The United States, to its partial credit, wasn't entirely unaware of these circumstances, and sought to use them to its advantage, conducting an air war and some special operations ground missions while leaving the bulk of the ground fighting to its various imagined Gunga Dins in the so-called Northern Alliance. This hodgepodge of sketchy characters managed something resembling a victory. Al Qaeda, whatever that was, scattered into the hills, and America . . . stayed. I would like to extrapolate some lesson from this, but fail.
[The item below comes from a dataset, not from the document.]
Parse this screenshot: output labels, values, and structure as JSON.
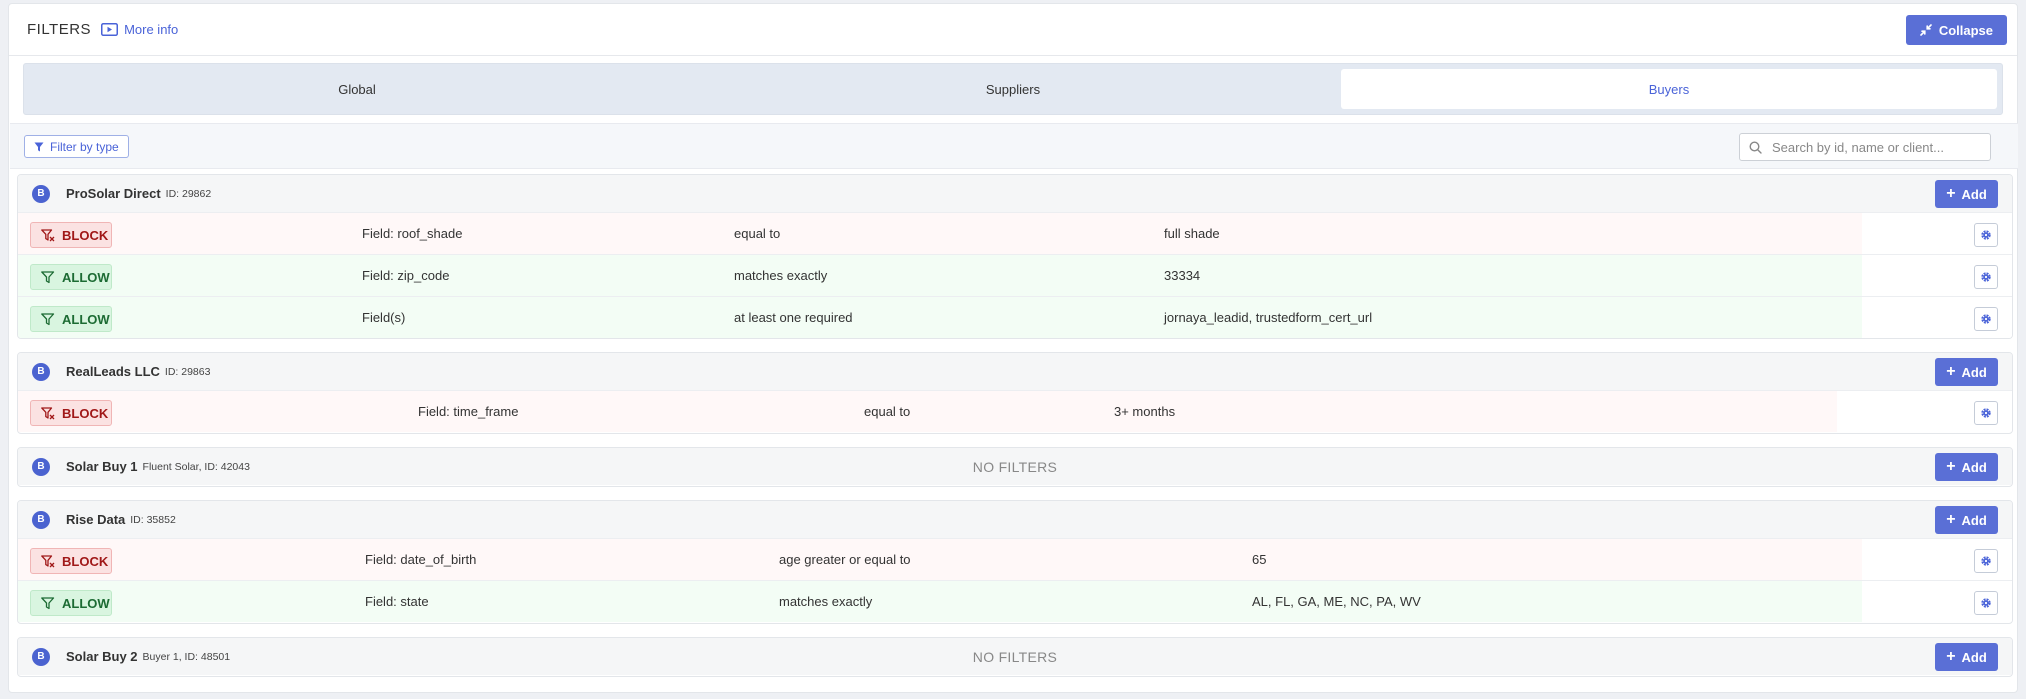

Having achieved its bullshit objectives with relative martial ease, and having by then already set its cataracted sights on Iraq for no good reason whatsoever, the Bush administration, partially in thrall to its own ballooning, Chuchillian self-regard, partially convinced by the authentic Ivy-League gibberish of its resident neoconservative sages, and largely, I suspect, because they suffered from every first-time novelist's curse and could not conceive a proper ending, decided to stick around and give the Afghans, whomever they were, exactly what it was that they had never once shown any particular inclination to develop, deploy, or receive from abroad: democracy!
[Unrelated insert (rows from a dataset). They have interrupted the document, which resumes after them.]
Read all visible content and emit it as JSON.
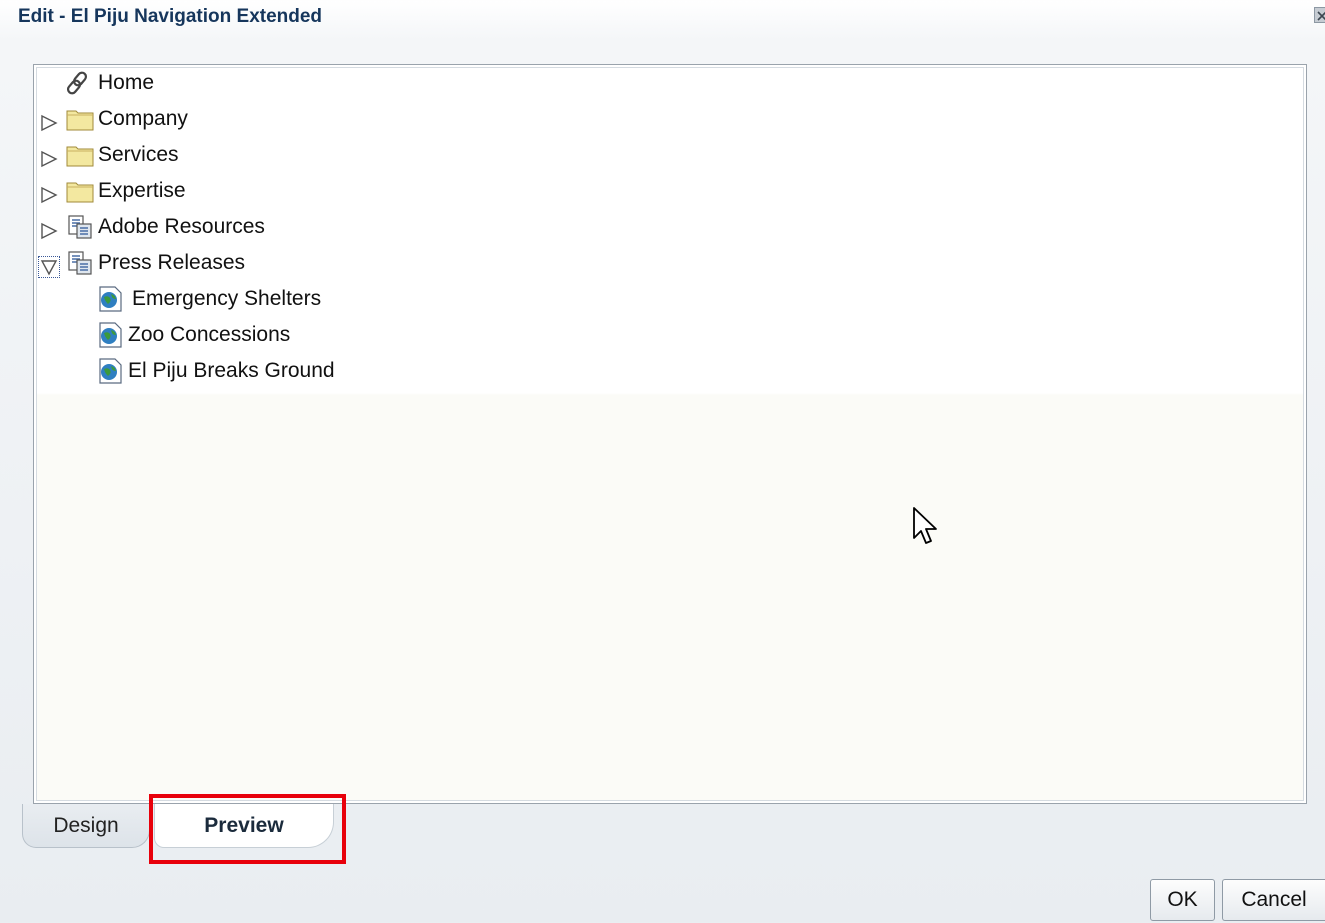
{
  "dialog": {
    "title": "Edit - El Piju Navigation Extended",
    "close_icon": "close-icon"
  },
  "tree": {
    "nodes": [
      {
        "label": "Home",
        "icon": "link-icon",
        "expander": "none"
      },
      {
        "label": "Company",
        "icon": "folder-icon",
        "expander": "collapsed"
      },
      {
        "label": "Services",
        "icon": "folder-icon",
        "expander": "collapsed"
      },
      {
        "label": "Expertise",
        "icon": "folder-icon",
        "expander": "collapsed"
      },
      {
        "label": "Adobe Resources",
        "icon": "content-query-icon",
        "expander": "collapsed"
      },
      {
        "label": "Press Releases",
        "icon": "content-query-icon",
        "expander": "expanded"
      },
      {
        "label": "Emergency Shelters",
        "icon": "web-page-icon",
        "expander": "none"
      },
      {
        "label": "Zoo Concessions",
        "icon": "web-page-icon",
        "expander": "none"
      },
      {
        "label": "El Piju Breaks Ground",
        "icon": "web-page-icon",
        "expander": "none"
      }
    ]
  },
  "tabs": [
    {
      "label": "Design",
      "selected": false
    },
    {
      "label": "Preview",
      "selected": true
    }
  ],
  "buttons": {
    "ok": "OK",
    "cancel": "Cancel"
  },
  "colors": {
    "title": "#16365c",
    "highlight": "#e8000b",
    "folder": "#f3e8a0"
  }
}
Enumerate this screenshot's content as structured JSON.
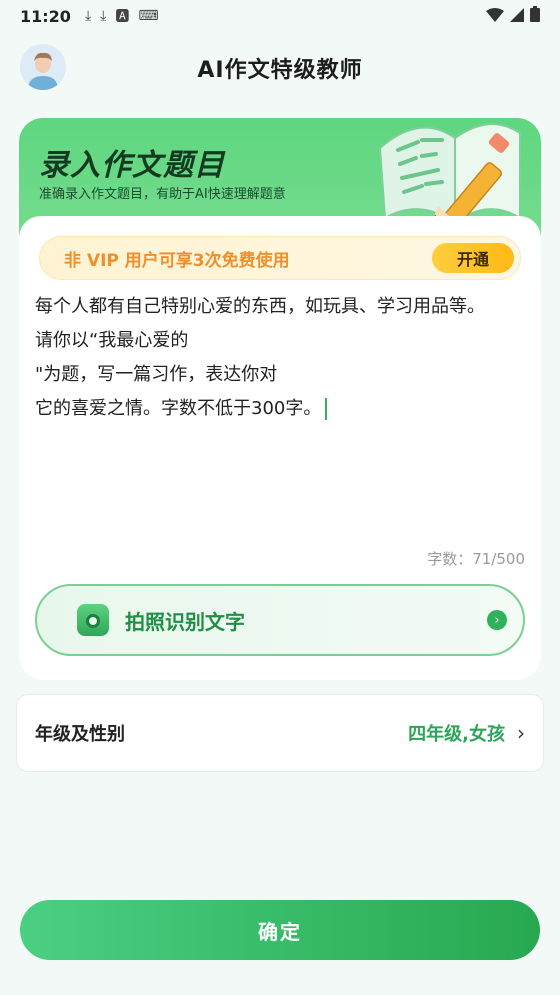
{
  "status": {
    "time": "11:20",
    "icons": [
      "download-icon",
      "download-icon",
      "font-icon",
      "keyboard-icon"
    ]
  },
  "header": {
    "title": "AI作文特级教师"
  },
  "card": {
    "title": "录入作文题目",
    "subtitle": "准确录入作文题目，有助于AI快速理解题意",
    "vip_text": "非 VIP 用户可享3次免费使用",
    "vip_button": "开通",
    "essay_text": "每个人都有自己特别心爱的东西，如玩具、学习用品等。\n请你以“我最心爱的\n\"为题，写一篇习作，表达你对\n它的喜爱之情。字数不低于300字。",
    "counter": "字数：71/500",
    "photo_label": "拍照识别文字"
  },
  "grade": {
    "label": "年级及性别",
    "value": "四年级,女孩"
  },
  "confirm": "确定",
  "colors": {
    "accent": "#2fb35a",
    "vip": "#f0902a"
  }
}
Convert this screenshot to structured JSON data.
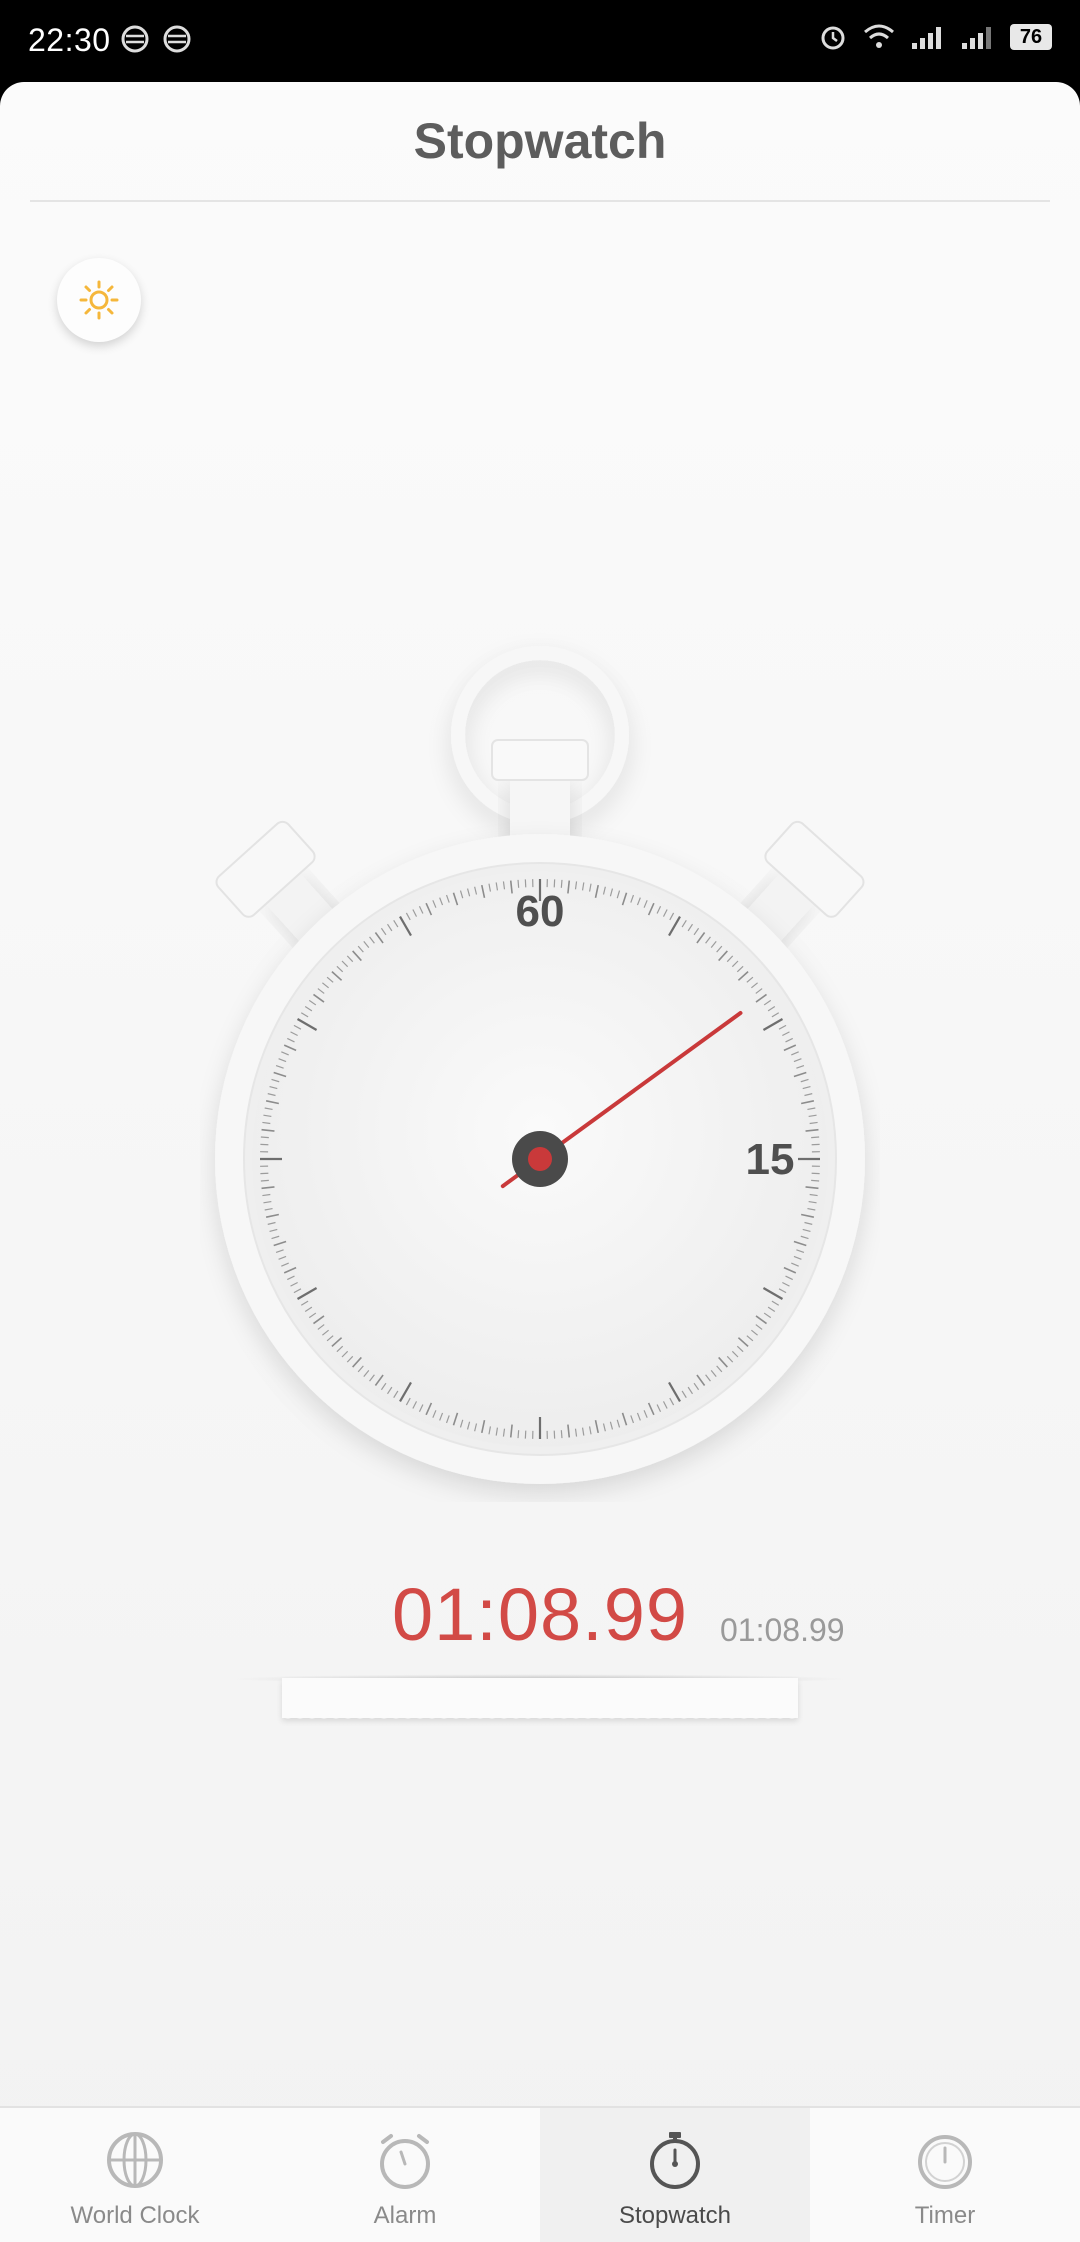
{
  "status_bar": {
    "time": "22:30",
    "battery": "76",
    "icons": [
      "network-icon",
      "network-icon",
      "alarm-icon",
      "wifi-icon",
      "signal-icon",
      "signal-icon",
      "battery-icon"
    ]
  },
  "header": {
    "title": "Stopwatch"
  },
  "brightness_button": {
    "icon": "sun-icon",
    "color": "#f5b73b"
  },
  "dial": {
    "label_top": "60",
    "label_right": "15",
    "hand_color": "#c9393a",
    "elapsed_seconds": 8.99
  },
  "readout": {
    "main": "01:08.99",
    "lap": "01:08.99",
    "main_color": "#d24a46"
  },
  "bottom_nav": {
    "items": [
      {
        "label": "World Clock",
        "icon": "globe-icon",
        "active": false
      },
      {
        "label": "Alarm",
        "icon": "alarm-clock-icon",
        "active": false
      },
      {
        "label": "Stopwatch",
        "icon": "stopwatch-icon",
        "active": true
      },
      {
        "label": "Timer",
        "icon": "timer-icon",
        "active": false
      }
    ]
  }
}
Eight years later we remain. The Taliban are supposedly "resurgent," and our nominal allies newly restive. The Obama, who won an election by treating America to a year-long self-help seminar and then made off with the registration fees, has rededicated America to the unidentifiable, indefinable, ineffable, unimaginable task of doing something or other in Afghanistan, now with 50% More Troops! The conflicts in which we now find ourselves embroiled are of course conflicts that have been going on for decades, centuries; our presence merely exacerbates them, and from time to time we get lucky and blow up a village from the air, a feat that no internal Afghan faction could ever manage without us. So in a very limited way, I actually endorse Touch-of-Gray spokesmodel and world-famous Man-atee Tom Friedman's conclusion: And it is not all our fault.
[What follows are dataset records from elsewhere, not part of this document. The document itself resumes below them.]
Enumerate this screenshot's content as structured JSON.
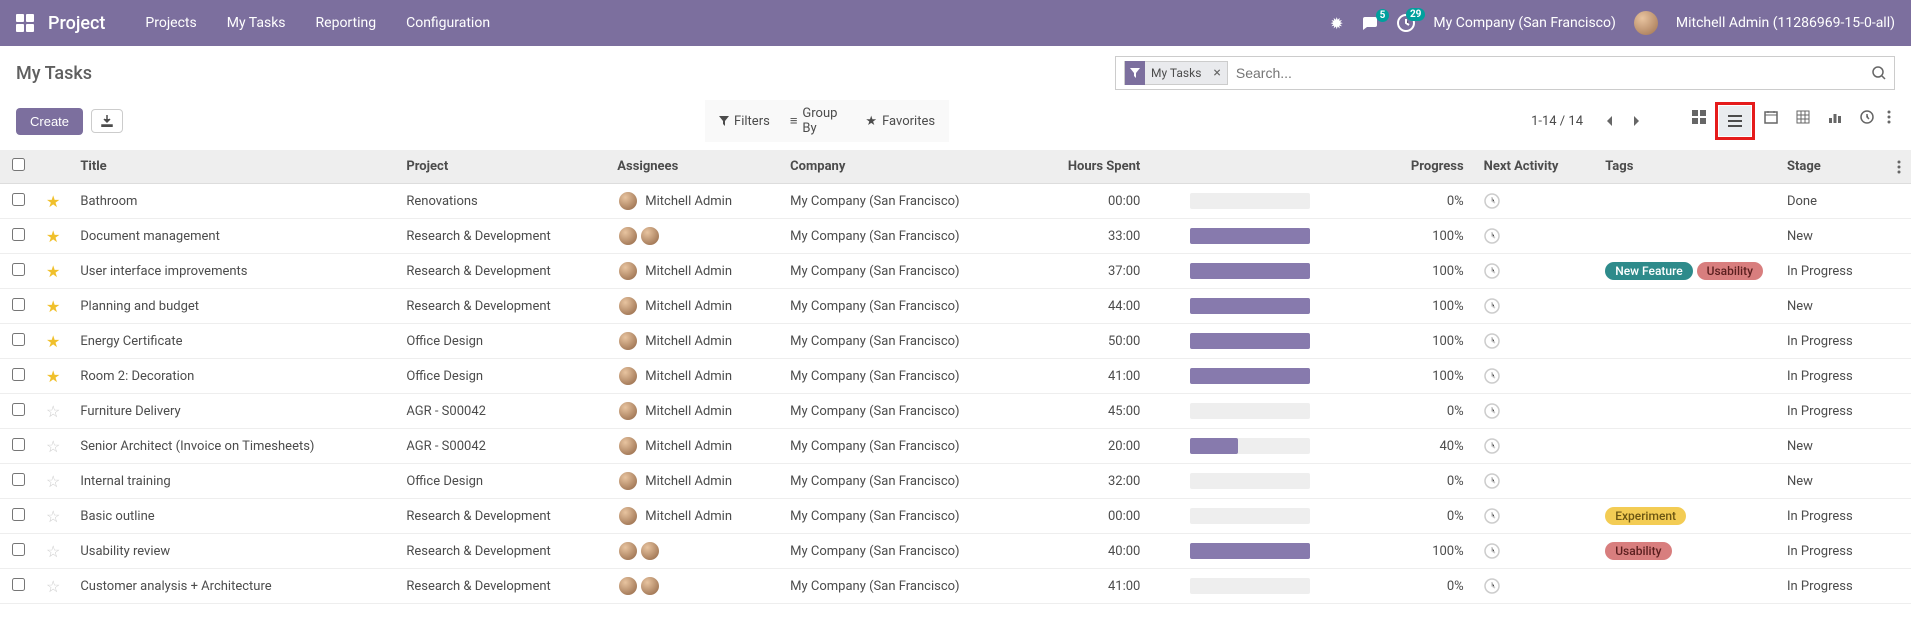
{
  "nav": {
    "brand": "Project",
    "menu": [
      "Projects",
      "My Tasks",
      "Reporting",
      "Configuration"
    ],
    "msg_badge": "5",
    "act_badge": "29",
    "company": "My Company (San Francisco)",
    "user": "Mitchell Admin (11286969-15-0-all)"
  },
  "breadcrumb": "My Tasks",
  "search": {
    "facet_label": "My Tasks",
    "placeholder": "Search..."
  },
  "buttons": {
    "create": "Create",
    "filters": "Filters",
    "groupby": "Group By",
    "favorites": "Favorites"
  },
  "pager": "1-14 / 14",
  "columns": {
    "title": "Title",
    "project": "Project",
    "assignees": "Assignees",
    "company": "Company",
    "hours": "Hours Spent",
    "progress": "Progress",
    "next_activity": "Next Activity",
    "tags": "Tags",
    "stage": "Stage"
  },
  "tag_colors": {
    "New Feature": "tag-teal",
    "Usability": "tag-red",
    "Experiment": "tag-yellow"
  },
  "rows": [
    {
      "star": true,
      "title": "Bathroom",
      "project": "Renovations",
      "assignees": [
        "Mitchell Admin"
      ],
      "show_name": true,
      "company": "My Company (San Francisco)",
      "hours": "00:00",
      "progress_pct": 0,
      "tags": [],
      "stage": "Done"
    },
    {
      "star": true,
      "title": "Document management",
      "project": "Research & Development",
      "assignees": [
        "A",
        "B"
      ],
      "show_name": false,
      "company": "My Company (San Francisco)",
      "hours": "33:00",
      "progress_pct": 100,
      "tags": [],
      "stage": "New"
    },
    {
      "star": true,
      "title": "User interface improvements",
      "project": "Research & Development",
      "assignees": [
        "Mitchell Admin"
      ],
      "show_name": true,
      "company": "My Company (San Francisco)",
      "hours": "37:00",
      "progress_pct": 100,
      "tags": [
        "New Feature",
        "Usability"
      ],
      "stage": "In Progress"
    },
    {
      "star": true,
      "title": "Planning and budget",
      "project": "Research & Development",
      "assignees": [
        "Mitchell Admin"
      ],
      "show_name": true,
      "company": "My Company (San Francisco)",
      "hours": "44:00",
      "progress_pct": 100,
      "tags": [],
      "stage": "New"
    },
    {
      "star": true,
      "title": "Energy Certificate",
      "project": "Office Design",
      "assignees": [
        "Mitchell Admin"
      ],
      "show_name": true,
      "company": "My Company (San Francisco)",
      "hours": "50:00",
      "progress_pct": 100,
      "tags": [],
      "stage": "In Progress"
    },
    {
      "star": true,
      "title": "Room 2: Decoration",
      "project": "Office Design",
      "assignees": [
        "Mitchell Admin"
      ],
      "show_name": true,
      "company": "My Company (San Francisco)",
      "hours": "41:00",
      "progress_pct": 100,
      "tags": [],
      "stage": "In Progress"
    },
    {
      "star": false,
      "title": "Furniture Delivery",
      "project": "AGR - S00042",
      "assignees": [
        "Mitchell Admin"
      ],
      "show_name": true,
      "company": "My Company (San Francisco)",
      "hours": "45:00",
      "progress_pct": 0,
      "tags": [],
      "stage": "In Progress"
    },
    {
      "star": false,
      "title": "Senior Architect (Invoice on Timesheets)",
      "project": "AGR - S00042",
      "assignees": [
        "Mitchell Admin"
      ],
      "show_name": true,
      "company": "My Company (San Francisco)",
      "hours": "20:00",
      "progress_pct": 40,
      "tags": [],
      "stage": "New"
    },
    {
      "star": false,
      "title": "Internal training",
      "project": "Office Design",
      "assignees": [
        "Mitchell Admin"
      ],
      "show_name": true,
      "company": "My Company (San Francisco)",
      "hours": "32:00",
      "progress_pct": 0,
      "tags": [],
      "stage": "New"
    },
    {
      "star": false,
      "title": "Basic outline",
      "project": "Research & Development",
      "assignees": [
        "Mitchell Admin"
      ],
      "show_name": true,
      "company": "My Company (San Francisco)",
      "hours": "00:00",
      "progress_pct": 0,
      "tags": [
        "Experiment"
      ],
      "stage": "In Progress"
    },
    {
      "star": false,
      "title": "Usability review",
      "project": "Research & Development",
      "assignees": [
        "A",
        "B"
      ],
      "show_name": false,
      "company": "My Company (San Francisco)",
      "hours": "40:00",
      "progress_pct": 100,
      "tags": [
        "Usability"
      ],
      "stage": "In Progress"
    },
    {
      "star": false,
      "title": "Customer analysis + Architecture",
      "project": "Research & Development",
      "assignees": [
        "A",
        "B"
      ],
      "show_name": false,
      "company": "My Company (San Francisco)",
      "hours": "41:00",
      "progress_pct": 0,
      "tags": [],
      "stage": "In Progress"
    }
  ]
}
But Friedman is such a virtuousic idiot that even at his most almost-true-ish-esque, he only manages to emphasize and exacerbate his wrongness. Yes, it is true that America is not responsible for the fact that Afghanistan is a patchwork of divided loyalties, dissolving and reforming partnerships, and constant vying for power, territory, resources, and supremacy, that it was so long before we arrived and will remain so long after we're eventually forced to leave. And yet . . . it is our fault that we are there. It's our fault that we interposed ourselves in the first place. America did not roll out of bed and awake in the middle of the Hindu Kush. We did not hide in the wardrobe and stumble out the back end into the harsh Helmand snow. "[A]fter eight years [...] one really has to ask not whether we can afford to lose there but whether we can afford to win there." After eight years?